Boxer Makes The News Again

The junior California senator delivers a low blow:

Boxer lit into Rice on Thursday with bitter diatribe during a heated line of questioning before the Senate Foreign Relations Committee looking into Iraq policies. At one point, Boxer turned to the broad question of who pays the ultimate price for war. Rice has never married and has no children.

"Who pays the price? I'm not going to pay a personal price. My kids are too old and my grandchild is too young," Boxer said. "You're not going to pay a particular price, as I understand it, with an immediate family. So who pays the price? The American military and their families."

White House spokesindividual Tony Snow responds:

"I don't know if she was intentionally that tacky, but I do think it's outrageous. Here you got a professional woman, Secretary of State Condoleezza Rice, and Barbara Boxer is sort of throwing little jabs because Condi doesn't have children, as if that means that she doesn't understand the concerns of parents. Great leap backward for feminism," Snow told FOX News Talk's Brian and The Judge.

Boxer spokesgal Natalie Ravitz releases this statement (emphasis added):

"I spoke the truth at the committee hearing, which is that neither Secretary Rice nor I have family members that will pay the price for this escalation. My point was to focus attention on our military families who continue to sacrifice because this Administration has not developed a political solution to the situation in Iraq."

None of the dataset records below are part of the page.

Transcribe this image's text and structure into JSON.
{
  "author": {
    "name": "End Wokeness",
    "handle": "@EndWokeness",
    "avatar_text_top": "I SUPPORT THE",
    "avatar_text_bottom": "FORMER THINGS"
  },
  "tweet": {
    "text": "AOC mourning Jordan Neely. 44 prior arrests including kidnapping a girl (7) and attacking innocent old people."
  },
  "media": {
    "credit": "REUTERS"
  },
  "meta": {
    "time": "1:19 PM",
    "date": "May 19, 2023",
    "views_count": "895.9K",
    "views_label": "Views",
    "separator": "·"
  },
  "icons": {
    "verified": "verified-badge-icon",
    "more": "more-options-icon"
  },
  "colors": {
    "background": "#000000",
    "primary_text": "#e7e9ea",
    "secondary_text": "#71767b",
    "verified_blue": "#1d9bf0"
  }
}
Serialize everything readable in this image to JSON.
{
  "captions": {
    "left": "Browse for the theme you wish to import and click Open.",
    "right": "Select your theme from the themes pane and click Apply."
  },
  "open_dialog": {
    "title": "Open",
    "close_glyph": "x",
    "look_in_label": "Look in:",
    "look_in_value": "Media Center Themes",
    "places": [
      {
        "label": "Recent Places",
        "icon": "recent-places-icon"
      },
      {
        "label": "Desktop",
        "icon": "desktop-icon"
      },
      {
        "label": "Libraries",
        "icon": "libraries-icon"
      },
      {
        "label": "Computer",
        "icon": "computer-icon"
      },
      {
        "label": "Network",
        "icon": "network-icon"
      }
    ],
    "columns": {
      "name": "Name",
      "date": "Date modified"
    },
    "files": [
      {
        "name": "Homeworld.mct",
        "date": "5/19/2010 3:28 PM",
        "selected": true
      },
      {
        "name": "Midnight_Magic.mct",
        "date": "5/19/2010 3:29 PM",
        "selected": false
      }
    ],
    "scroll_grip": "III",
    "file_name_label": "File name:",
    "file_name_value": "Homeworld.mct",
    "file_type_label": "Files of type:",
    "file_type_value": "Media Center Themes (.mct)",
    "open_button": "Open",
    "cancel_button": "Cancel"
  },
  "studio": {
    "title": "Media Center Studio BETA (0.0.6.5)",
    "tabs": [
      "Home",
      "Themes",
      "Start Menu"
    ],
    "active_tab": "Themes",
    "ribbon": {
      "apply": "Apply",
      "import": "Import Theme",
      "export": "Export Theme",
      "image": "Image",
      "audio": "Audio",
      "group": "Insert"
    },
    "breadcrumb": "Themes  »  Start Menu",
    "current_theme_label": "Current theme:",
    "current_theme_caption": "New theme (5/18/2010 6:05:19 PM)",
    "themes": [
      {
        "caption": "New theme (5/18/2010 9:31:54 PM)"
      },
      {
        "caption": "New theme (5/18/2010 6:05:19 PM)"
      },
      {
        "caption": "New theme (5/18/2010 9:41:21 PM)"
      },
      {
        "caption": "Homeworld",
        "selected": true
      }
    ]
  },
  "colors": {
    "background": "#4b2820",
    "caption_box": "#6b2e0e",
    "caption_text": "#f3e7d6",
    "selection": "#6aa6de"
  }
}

A few thoughts come to mind:

  • The question of whether politicians have relatives going to Iraq is irrelevant to the merits of war policy.
  • Boxer's original statement referred to immediate family members, not family members in general. Rice might still have blood relatives of military age. (Would have to be cousins, since she was an only child.)
  • A Secretary of State, along with the President, VP, and Secretary of Defense, are emotionally invested in the outcome of a war like no one else in the nation. It's a very different kind of personal price, and it's very heavy.
  • An Iraqi citizen could apply her logic and tell Boxer that she has no family members at risk of slaughter at the hands of the Sunni or Shi'a militias, thus she pays no personal price if the war fails.